Knowing that elemental molecules (made of only one element, like #O_2, Cl_2, Br_2#) etc have #0# enthalpy, and the equation for enthalpy

#DeltaH_("rxn")=Sigman*"products"-Sigman*"reactants"#,

or overall enthalpy (#DeltaH_("rxn")#) is the enthalpy of products minus enthalpy of reactants, we can rearrange equation #3.#.

#TiCl_4->TiCl_2+Cl_2, DeltaH=+273kJ#

#273=(TiCl_2+Cl_2)-TiCl_4# (products minus reactants)

#273=TiCl_2-TiCl_4# (enthalpy of #Cl_2# is #0#)

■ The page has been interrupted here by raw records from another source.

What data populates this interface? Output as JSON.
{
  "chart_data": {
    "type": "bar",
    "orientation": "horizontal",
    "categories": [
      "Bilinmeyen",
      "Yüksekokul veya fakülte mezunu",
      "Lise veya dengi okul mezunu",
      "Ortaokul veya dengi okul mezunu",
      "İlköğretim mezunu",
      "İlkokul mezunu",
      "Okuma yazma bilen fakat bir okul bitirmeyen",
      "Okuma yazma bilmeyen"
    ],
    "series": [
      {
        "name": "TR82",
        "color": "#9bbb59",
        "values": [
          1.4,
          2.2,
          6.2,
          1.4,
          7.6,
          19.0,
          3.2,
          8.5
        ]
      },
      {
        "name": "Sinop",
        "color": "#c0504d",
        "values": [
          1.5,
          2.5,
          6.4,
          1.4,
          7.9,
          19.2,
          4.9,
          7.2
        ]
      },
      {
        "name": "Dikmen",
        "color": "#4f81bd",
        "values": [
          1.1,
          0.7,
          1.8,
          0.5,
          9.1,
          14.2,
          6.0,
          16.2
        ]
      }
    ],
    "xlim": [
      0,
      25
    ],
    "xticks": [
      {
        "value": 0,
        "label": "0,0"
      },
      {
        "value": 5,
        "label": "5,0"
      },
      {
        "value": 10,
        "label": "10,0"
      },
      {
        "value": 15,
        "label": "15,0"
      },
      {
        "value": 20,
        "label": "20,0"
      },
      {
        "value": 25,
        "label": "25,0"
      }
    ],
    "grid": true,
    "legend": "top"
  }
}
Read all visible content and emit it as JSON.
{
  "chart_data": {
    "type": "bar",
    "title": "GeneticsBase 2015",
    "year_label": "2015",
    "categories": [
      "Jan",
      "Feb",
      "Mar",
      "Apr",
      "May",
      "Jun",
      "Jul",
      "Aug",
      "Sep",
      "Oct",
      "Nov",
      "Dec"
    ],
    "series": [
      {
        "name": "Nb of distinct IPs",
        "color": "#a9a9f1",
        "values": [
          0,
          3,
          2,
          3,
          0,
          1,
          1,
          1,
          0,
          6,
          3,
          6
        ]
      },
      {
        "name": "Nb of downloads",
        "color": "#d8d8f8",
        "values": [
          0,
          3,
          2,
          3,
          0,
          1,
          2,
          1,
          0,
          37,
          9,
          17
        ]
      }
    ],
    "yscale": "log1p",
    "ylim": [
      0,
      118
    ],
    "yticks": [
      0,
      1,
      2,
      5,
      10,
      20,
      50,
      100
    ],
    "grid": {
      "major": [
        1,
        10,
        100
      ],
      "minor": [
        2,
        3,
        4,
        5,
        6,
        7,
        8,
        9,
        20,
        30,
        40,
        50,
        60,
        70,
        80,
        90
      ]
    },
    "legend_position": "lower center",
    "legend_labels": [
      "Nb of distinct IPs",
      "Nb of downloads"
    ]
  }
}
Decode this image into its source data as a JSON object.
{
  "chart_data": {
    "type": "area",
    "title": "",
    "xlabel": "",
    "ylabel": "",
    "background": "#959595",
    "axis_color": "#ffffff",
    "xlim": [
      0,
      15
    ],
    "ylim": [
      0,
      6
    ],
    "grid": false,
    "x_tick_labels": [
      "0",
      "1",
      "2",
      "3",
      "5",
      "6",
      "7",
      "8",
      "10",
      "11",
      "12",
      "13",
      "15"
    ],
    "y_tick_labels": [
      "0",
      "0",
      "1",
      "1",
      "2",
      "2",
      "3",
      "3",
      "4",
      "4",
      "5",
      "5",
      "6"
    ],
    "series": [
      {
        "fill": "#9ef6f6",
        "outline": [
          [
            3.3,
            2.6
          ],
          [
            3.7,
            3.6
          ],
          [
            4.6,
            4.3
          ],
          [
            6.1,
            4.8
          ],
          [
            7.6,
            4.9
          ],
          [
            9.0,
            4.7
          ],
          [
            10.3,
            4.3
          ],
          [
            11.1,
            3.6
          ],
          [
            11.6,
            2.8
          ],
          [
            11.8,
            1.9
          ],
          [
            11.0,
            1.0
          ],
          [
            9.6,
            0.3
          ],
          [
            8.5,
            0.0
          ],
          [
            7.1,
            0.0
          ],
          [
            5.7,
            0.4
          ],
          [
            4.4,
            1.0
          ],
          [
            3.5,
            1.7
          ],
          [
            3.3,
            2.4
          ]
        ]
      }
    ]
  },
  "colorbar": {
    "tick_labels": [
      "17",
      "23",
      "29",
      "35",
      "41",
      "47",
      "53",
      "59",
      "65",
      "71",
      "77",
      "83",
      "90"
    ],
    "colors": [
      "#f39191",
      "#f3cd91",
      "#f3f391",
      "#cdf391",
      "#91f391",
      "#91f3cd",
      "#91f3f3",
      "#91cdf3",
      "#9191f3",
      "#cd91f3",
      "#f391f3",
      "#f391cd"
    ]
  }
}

#TiCl_4=TiCl_2-273# (rearranged algebraically)

Now you can substitute this into equation #2.#, again using the products minus reactants equation

#TiBr_2+SnCl_4->SnBr_2+TiCl_4, DeltaH=-74kJ#

#-74=(SnBr_2+TiCl_4)-(TiBr_2+SnCl_4)#

#-74=SnBr_2+TiCl_2-273-TiBr_2-SnCl_4# (substituting in equation #3.# and expanding out everything)

#199=SnBr_2+TiCl_2-TiBr_2-SnCl_4# (rearranging, adding #273# to both sides)

You also have equation #1.#, which you can use products minus reactants to find

#SnCl_2+TiBr_2->SnBr_2+TiCl_2, DeltaH=+4.2kJ#

#4.2=(SnBr_2+TiCl_2)-(SnCl_2+TiBr_2)# (products minus reactants)

#4.2=SnBr_2+TiCl_2-SnCl_2-TiBr_2# (expanding out brackets)

Now you can equate equations #1.# and #2.# in their new form, as so

#SnBr_2+TiCl_2-SnCl_2-TiBr_2+194.8=SnBr_2+TiCl_2-TiBr_2-SnCl_4#

because if you add #194.8# to equation #1# it equals #199# in total, the same as equation #2.# With these two equal to each other, you can cancel out the similarities on both sides and find what's left.

Both sides have a #SnBr_2#, so you can cancel that. They also have a #TiCl_2# and a #-TiBr_2#, so get rid of those from each side, leaving

#-SnCl_2+194.8=-SnCl_4#

#SnCl_4-SnCl_2=-194.8kJ#

This is the answer to the question in the form of products minus reactants, because you can see the product is #SnCl_4# and the reactants are #SnCl_2# and #Cl_2#, though #Cl_2# has an enthalpy of #0# so it can be ignored.